「森保式3バック」とトリニダード・トバゴ戦無得点の重大な関係

アギーレジャパンの布陣は、4−3−3と3−4−3の中間型だった。マイボールに転じると、4−3−3のセンターバック2人が大きく開き、両サイドバックがポジションを上げる。と同時に、4−3−3のワンボランチ(当時のアンカー=長谷部誠)が、2人のセンターバックの間に入り3バックを形成する。

 相手ボールになると、今度は両サイドバックが下がり、長谷部がせり上がっていく。4−3−3と3−4−3が局面、局面で入れ替わる可変式の布陣をアギーレは採用していた。それは5バックにならない3バック。森保式より攻撃的であることは明白だった。

 なぜ森保監督は3−4−2−1的な3バックを好むのか。アギーレ的ではなくペトロビッチ的なのか。

「開いて構える両ウイングバックにボールが渡ると、相手の守備体型を散らすことができる」とは、森保監督が語る自らの3バックのメリットだが、そこから先の攻撃は先細りの一途を辿る。相手陣内の深い位置まで進入することができない幅の狭い攻撃になる。
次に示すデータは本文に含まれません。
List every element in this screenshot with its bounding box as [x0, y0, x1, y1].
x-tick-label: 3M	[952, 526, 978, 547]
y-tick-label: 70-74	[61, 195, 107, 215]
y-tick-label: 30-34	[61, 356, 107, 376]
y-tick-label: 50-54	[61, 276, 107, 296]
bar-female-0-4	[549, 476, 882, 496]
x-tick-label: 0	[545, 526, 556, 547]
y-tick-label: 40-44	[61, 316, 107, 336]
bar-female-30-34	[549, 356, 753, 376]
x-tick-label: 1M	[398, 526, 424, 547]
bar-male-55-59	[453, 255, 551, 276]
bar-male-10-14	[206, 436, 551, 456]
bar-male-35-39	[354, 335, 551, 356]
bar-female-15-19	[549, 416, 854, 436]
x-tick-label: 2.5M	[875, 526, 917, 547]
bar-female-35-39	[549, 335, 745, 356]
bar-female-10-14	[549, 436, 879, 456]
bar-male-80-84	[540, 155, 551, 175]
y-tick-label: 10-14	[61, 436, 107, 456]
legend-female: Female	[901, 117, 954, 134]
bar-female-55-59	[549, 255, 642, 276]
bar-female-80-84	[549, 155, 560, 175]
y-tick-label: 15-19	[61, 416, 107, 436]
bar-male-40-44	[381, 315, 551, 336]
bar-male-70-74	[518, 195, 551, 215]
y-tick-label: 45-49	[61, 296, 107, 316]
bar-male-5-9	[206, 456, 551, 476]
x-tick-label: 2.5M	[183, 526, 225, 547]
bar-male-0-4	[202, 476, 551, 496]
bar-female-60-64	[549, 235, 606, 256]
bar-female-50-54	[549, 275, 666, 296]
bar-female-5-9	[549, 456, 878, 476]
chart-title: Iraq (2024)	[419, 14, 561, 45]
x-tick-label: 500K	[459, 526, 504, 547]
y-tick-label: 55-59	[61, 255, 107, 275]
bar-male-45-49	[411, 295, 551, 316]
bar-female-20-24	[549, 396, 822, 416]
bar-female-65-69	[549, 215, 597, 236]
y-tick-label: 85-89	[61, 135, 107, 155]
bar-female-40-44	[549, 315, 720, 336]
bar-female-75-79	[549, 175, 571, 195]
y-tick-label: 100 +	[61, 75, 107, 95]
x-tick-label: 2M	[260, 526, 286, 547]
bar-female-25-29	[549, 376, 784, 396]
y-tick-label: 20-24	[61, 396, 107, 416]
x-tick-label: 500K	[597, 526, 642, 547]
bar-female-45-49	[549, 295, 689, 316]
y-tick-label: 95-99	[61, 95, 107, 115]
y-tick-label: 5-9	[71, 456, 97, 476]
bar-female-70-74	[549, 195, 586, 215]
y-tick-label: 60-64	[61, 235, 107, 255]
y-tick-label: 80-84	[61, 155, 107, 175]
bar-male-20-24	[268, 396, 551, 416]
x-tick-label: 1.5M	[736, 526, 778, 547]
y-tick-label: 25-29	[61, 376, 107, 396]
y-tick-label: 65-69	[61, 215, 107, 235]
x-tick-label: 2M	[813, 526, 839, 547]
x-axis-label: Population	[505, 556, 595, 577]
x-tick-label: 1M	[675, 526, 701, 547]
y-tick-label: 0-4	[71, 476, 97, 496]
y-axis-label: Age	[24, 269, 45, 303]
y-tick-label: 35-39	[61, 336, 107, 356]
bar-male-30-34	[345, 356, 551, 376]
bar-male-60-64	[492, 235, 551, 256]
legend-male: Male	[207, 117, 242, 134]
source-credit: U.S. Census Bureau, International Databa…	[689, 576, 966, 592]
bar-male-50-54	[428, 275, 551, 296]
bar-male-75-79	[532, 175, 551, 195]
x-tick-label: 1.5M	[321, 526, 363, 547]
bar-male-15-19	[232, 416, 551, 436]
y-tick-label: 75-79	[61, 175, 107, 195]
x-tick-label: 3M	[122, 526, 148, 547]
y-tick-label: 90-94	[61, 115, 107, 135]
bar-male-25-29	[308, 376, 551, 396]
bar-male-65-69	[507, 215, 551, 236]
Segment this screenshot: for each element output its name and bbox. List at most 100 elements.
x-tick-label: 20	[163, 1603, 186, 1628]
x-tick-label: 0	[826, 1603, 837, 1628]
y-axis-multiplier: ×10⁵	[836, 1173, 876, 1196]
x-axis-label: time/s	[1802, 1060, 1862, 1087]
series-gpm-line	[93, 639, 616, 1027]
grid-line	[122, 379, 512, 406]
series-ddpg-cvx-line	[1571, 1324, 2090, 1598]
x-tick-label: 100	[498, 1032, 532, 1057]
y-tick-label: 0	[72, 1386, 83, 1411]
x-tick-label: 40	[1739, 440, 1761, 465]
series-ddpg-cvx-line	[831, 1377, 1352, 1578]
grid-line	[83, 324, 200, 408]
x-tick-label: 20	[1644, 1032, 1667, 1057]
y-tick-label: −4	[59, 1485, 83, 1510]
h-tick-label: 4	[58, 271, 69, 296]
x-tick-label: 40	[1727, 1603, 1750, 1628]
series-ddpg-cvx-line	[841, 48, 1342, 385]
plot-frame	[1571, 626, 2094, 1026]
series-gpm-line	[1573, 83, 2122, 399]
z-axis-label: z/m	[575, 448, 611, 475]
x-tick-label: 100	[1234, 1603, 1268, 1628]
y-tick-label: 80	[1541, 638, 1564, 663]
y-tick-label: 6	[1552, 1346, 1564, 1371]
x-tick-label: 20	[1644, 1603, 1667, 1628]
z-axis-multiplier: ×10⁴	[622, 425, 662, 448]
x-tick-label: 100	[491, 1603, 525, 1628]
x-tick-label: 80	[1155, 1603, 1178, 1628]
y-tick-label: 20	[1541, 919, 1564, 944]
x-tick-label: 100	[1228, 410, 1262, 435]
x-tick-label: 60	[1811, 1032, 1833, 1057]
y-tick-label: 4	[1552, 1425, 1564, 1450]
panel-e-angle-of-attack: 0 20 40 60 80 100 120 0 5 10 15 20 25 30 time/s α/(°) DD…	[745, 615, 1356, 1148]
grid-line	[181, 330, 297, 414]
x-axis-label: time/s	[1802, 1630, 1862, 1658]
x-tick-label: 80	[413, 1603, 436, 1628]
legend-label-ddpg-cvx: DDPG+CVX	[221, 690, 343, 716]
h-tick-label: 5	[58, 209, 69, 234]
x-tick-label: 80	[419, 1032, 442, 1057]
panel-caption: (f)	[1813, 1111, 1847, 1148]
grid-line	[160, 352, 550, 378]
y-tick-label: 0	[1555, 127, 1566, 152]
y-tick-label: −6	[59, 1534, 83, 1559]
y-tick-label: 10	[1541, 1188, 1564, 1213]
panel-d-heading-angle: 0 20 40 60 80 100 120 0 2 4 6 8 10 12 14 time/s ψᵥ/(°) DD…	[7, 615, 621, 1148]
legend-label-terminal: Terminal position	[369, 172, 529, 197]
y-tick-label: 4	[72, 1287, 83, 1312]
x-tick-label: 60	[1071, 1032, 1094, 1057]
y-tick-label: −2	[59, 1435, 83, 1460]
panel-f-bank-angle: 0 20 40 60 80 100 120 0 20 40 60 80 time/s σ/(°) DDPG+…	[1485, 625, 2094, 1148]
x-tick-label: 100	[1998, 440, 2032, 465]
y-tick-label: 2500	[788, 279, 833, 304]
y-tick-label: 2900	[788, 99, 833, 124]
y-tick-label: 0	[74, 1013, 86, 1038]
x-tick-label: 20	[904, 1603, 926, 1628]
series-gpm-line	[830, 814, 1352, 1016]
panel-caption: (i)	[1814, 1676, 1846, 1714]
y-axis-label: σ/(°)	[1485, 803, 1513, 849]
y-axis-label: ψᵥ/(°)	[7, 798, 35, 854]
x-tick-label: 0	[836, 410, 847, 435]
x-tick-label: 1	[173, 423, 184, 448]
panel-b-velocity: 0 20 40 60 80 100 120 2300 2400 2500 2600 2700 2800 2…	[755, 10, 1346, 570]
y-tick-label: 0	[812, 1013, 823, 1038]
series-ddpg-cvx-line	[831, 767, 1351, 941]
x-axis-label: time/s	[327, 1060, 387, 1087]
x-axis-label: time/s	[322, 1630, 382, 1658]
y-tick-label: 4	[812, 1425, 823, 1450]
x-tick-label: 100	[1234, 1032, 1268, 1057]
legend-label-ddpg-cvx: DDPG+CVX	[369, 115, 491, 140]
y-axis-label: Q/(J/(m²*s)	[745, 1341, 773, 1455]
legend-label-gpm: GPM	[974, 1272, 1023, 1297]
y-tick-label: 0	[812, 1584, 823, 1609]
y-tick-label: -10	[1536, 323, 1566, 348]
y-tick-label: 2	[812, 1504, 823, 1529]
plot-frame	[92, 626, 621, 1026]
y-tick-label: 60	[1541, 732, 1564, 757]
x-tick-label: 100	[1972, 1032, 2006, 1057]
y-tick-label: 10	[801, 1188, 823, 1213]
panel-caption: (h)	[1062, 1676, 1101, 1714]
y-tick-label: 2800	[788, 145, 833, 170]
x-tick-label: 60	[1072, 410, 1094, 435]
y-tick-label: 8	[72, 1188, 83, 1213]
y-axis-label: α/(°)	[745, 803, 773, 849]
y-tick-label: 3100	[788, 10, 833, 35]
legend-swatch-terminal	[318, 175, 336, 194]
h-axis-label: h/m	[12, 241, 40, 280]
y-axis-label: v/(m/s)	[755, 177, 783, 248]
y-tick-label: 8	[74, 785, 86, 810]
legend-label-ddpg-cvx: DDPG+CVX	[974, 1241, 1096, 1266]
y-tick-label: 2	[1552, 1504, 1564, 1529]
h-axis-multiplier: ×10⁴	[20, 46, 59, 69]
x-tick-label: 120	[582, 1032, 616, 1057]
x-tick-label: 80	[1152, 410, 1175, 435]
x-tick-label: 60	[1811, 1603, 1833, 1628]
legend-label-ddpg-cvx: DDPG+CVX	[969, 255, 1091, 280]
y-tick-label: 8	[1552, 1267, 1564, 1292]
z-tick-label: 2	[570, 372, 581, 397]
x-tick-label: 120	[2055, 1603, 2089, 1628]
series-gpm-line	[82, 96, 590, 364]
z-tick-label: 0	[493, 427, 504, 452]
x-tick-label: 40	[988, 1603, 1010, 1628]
 それは正面から相手ゴールに向かうゴリ押しサッカーだ。森保監督は「スコアは0−0だったがシュートは25本放った」と胸を張ったが、それでも点が入らない理由は、攻撃が非効率的だったからだ。浅く深みに欠けるルートを辿ったからだ。

 後ろに下がり守備を固めるか。高い位置から守備をするプレッシングか。サッカーは歴史的に後者によって進歩してきた経緯がある。プレッシングの進化と、選手の技量アップは、まさに比例の関係にあるのだ。

 日本代表監督には、競技力の向上に貢献するサッカーを演じてほしいものである。